Wow! The secret is out! And it’s in the New York Times! David Brooks is breaking it down; Newtonian physics is not the end of the story. The industrial paradigm has broken down, we live in An Economy of Faith and Trust (this is the title of the piece!). Brooks boldly calls out the fantasy of control that we keep hoping will solve our problems, the ideas of “input to output” that dominate how we think about the world are being called into question. We have to shift from the complicated to the complex. (See David Snowden of Cognitive Edge, there are problems that are complicated where input to output is measured, and there are problems that are complex where you just can’t account for all the inputs – so what does that say about output?)
David Brooks applies similar logic to our economy and goes even further by saying “we must account for faith and trust.” There are lessons to be learned here for those of us who work for social change. “There is no outside” say Hardt & Negri and the Buddha, and so we are all in this mix, we are all influenced by the idea of homo-economicus and the paradigm that makes it possible. The social sector was born out of the same Newtonian paradigm that hopes to measure all inputs and outputs – and we are still seduced by it.
In the last 40 years alone, what was once a living and breathing organic movement became so institutionalized that we started to believe that it would be a business mindset of supposedly rigorous measures that would finally set us free. Today as the entire financial system breaks down the best we can do is look backwards and say that the forefathers of movement were right, capitalism will undo its own self – but what do we have to offer that is new? And what have we forgotten along the way?

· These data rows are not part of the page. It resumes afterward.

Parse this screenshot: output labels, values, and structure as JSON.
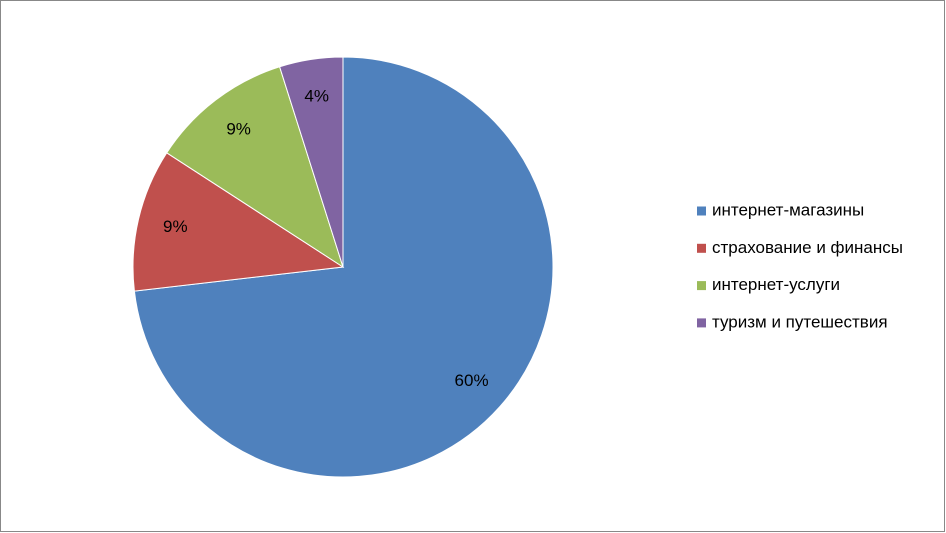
{
  "chart_data": {
    "type": "pie",
    "categories": [
      "интернет-магазины",
      "страхование и финансы",
      "интернет-услуги",
      "туризм и путешествия"
    ],
    "values": [
      60,
      9,
      9,
      4
    ],
    "value_labels": [
      "60%",
      "9%",
      "9%",
      "4%"
    ],
    "colors": [
      "#4f81bd",
      "#c0504d",
      "#9bbb59",
      "#8064a2"
    ],
    "legend": "right"
  }
}
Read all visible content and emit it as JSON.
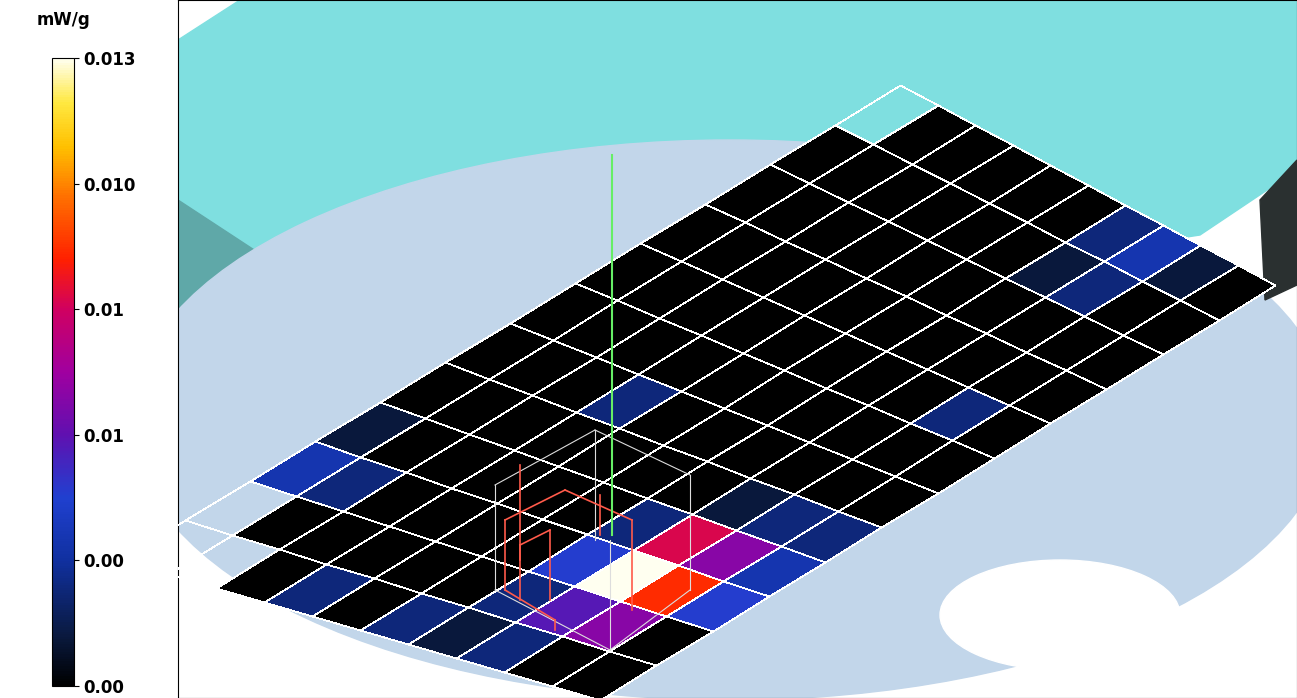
{
  "chart_data": {
    "type": "heatmap",
    "tick_labels": false,
    "cells": [
      [
        0,
        0,
        0.004,
        0.003,
        0.002,
        0,
        0,
        0,
        0,
        0,
        0,
        0
      ],
      [
        0,
        0.006,
        0.009,
        0.006,
        0.002,
        0,
        0,
        0.002,
        0,
        0,
        0,
        0.001
      ],
      [
        0.002,
        0.005,
        0.013,
        0.008,
        0.001,
        0,
        0,
        0,
        0,
        0,
        0.002,
        0.003
      ],
      [
        0.001,
        0.002,
        0.004,
        0.002,
        0,
        0,
        0,
        0,
        0,
        0,
        0.001,
        0.002
      ],
      [
        0.002,
        0,
        0,
        0,
        0,
        0,
        0,
        0,
        0,
        0,
        0,
        0
      ],
      [
        0,
        0,
        0,
        0,
        0,
        0,
        0,
        0,
        0,
        0,
        0,
        0
      ],
      [
        0.002,
        0,
        0,
        0,
        0,
        0.002,
        0,
        0,
        0,
        0,
        0,
        0
      ],
      [
        0,
        0,
        0,
        0,
        0,
        0,
        0,
        0,
        0,
        0,
        0,
        0
      ],
      [
        null,
        0,
        0.002,
        0,
        0,
        0,
        0,
        0,
        0,
        0,
        0,
        0
      ],
      [
        null,
        null,
        0.003,
        0.001,
        0,
        0,
        0,
        0,
        0,
        0,
        0,
        null
      ]
    ],
    "colorbar": {
      "label": "mW/g",
      "range": [
        0,
        0.013
      ],
      "ticks": [
        {
          "value": 0,
          "label": "0.00"
        },
        {
          "value": 0.0026,
          "label": "0.00"
        },
        {
          "value": 0.0052,
          "label": "0.01"
        },
        {
          "value": 0.0078,
          "label": "0.01"
        },
        {
          "value": 0.0104,
          "label": "0.010"
        },
        0.013
      ]
    }
  }
}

The truth is that we lack as much faith and trust as the rest of them, fighting for grants, hoarding ideas and constraining ourselves. “People seek relationships more than money,” this is David Brooks in the New York Times, neither revolutionary nor new age, and if they get it why can’t we? This is what we have to be radical about, we have to drop the stuff and meetings that are overloading us, let them die with the dying while we seriously intensify our relationships to each other – connect in non-meeting space, get personal, get deep, get authentic, realize that we all want the same thing!

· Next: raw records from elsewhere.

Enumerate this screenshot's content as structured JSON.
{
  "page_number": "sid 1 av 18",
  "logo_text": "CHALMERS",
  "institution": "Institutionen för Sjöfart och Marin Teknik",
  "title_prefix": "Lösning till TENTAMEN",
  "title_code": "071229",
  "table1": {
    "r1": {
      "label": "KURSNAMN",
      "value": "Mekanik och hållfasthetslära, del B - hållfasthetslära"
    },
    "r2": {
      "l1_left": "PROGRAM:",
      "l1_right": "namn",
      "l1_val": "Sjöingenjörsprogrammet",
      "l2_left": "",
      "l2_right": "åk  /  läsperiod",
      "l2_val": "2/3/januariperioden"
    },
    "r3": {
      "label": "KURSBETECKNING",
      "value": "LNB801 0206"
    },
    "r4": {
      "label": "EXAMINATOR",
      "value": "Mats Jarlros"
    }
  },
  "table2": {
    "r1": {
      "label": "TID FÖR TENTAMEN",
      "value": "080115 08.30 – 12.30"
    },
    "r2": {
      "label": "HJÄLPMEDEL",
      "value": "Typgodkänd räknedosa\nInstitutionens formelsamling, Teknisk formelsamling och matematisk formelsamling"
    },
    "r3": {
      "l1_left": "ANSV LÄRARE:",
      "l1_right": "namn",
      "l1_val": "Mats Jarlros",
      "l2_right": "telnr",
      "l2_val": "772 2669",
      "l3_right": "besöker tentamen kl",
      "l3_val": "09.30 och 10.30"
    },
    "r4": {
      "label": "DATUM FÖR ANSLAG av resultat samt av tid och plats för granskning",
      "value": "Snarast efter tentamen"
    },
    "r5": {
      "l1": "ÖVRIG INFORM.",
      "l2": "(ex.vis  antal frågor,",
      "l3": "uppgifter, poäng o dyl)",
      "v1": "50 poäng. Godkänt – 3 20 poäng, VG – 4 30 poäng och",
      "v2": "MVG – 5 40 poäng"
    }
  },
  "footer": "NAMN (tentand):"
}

If you want to make people act like machines and steal most of their labor from them you build an oppressive organization, and this is what we’ve inherited oppressive organizations – system wide, the whole thing! Foundations, advocacy groups, service organizations, intermediaries, most coalitions and faith-based groups – all in the same paradigm. But when people are self-motivated, when they want to do something together, and the technology is there to do it, then we just have to cut the whole thing loose, not hold it back with our hopes for control.
By God we are the ones with heart, we have the competitive advantage on this one, we are the ones that want to go radical and this crisis is our chance. I think of my Rockwood year-long cohort and the economy of love that has now evolved among us – what else can we do with that? I think of the Boston non-meetings, of the effort to keep it real here at the Interaction Institute for Social Change, of the Gathering for Justice and it’s leaders telling me that they had built relationships together, that they have love and they have trust and they want to work with those. This, my friends is the raw material for movement, a paradigm shifts only as we step into the new – movement is not an election, it is social transformation. Let’s go!